Situations that can change the timing

  • Installment contracts: a separate limitation period may run on each missed installment.
  • Continuing obligations: recurring duties can produce different accrual dates for different breaches.
  • Written tolling agreements: the parties may agree in writing to extend time.
  • Acknowledgment or partial payment: in some contract settings, these facts may affect whether the clock continues to run.
  • Contract-specific accrual language: if the agreement defines when a breach occurs, that language can control the start date.

Practical checklist

Pitfall: People often calculate from the contract signing date instead of the breach date.
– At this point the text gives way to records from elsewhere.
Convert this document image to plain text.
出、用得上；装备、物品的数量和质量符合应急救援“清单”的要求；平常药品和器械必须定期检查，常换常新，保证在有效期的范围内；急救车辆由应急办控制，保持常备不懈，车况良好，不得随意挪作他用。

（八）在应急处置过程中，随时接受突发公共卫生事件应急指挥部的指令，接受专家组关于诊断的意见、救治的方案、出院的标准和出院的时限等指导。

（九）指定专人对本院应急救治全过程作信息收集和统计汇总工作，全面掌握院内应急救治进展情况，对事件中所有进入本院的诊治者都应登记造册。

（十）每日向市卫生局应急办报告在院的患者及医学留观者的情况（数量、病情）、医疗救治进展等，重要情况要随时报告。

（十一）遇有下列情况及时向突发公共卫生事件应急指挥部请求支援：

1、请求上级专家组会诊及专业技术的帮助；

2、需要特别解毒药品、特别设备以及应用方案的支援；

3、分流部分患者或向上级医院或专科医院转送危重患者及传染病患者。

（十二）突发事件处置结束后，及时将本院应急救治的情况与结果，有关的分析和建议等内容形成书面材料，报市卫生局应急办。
That can lead to a deadline that is either too early or too late.

Example

If a written service contract was breached on March 15, 2020, the ordinary Michigan limitations period would run for 6 years, placing the deadline around March 15, 2026, assuming no tolling or special contract terms apply.

Statute citation

The jurisdiction data provided for Michigan cites MCL § 767.24(1) and sets the general limitations period at 6 years.

That citation matters because a reference page should give users the exact legal anchor they can verify. For this topic, the most useful takeaway is the statutory period itself:

  • Michigan written contract limitations period: 6 years
  • **General statute cited: MCL § 767.24(1)
  • Source: Michigan.gov

When you are preparing a deadline estimate, the statute citation is the reference point; the accrual date is the calculation point.

What to record for your file

For a contract claim timeline, keep these data points together:

FieldWhy it matters
Contract execution dateShows when the agreement started
Breach/default dateUsually starts the clock
Payment due dateHelpful for invoice or installment disputes
Written notices sentMay affect cure periods or accrual facts
Tolling or extension agreementCan alter the deadline
Proposed filing dateLets you compare against the 6-year period

For users who want a faster deadline estimate, the statute of limitations calculator can turn those dates into a date-specific result in seconds.

Use the calculator

DocketMath’s statute-of-limitations tool is designed to estimate the deadline for a Michigan written contract claim using the 6-year rule.

What to enter

Start with the most defensible date you can identify as the claim’s accrual date:

  • breach date
  • missed payment date
  • default date
  • due date under the contract
  • date a cure period expired

Then add the filing date or target filing date if the tool asks for it.

How the result changes

The calculator output changes based on the dates you provide:

  • Earlier accrual date = deadline comes sooner
  • Later accrual date = deadline moves out
  • Installment obligation = some missed payments may have separate deadlines
  • Tolling agreement = deadline may extend if the agreement is valid and applicable

Best use cases

Use the calculator when you need to:

  • screen a claim before filing
  • compare multiple breach dates
  • test whether a claim is likely time-barred
  • build a litigation timeline
  • verify a deadline for demand-letter planning

Quick workflow

  1. Identify the contract and the breach event.
  2. Confirm the claim is based on a written agreement.
  3. Enter the accrual date into DocketMath.
  4. Review the estimated 6-year deadline.
  5. Compare that result with any tolling facts or contract notice provisions.

If you need a deadline estimate now, go to the statute of limitations tool and enter the breach date for your written contract claim.

Sources and references

Start with the primary authority for Michigan and confirm the effective date before relying on any output. If the rule has been amended, update the inputs and rerun the calculation.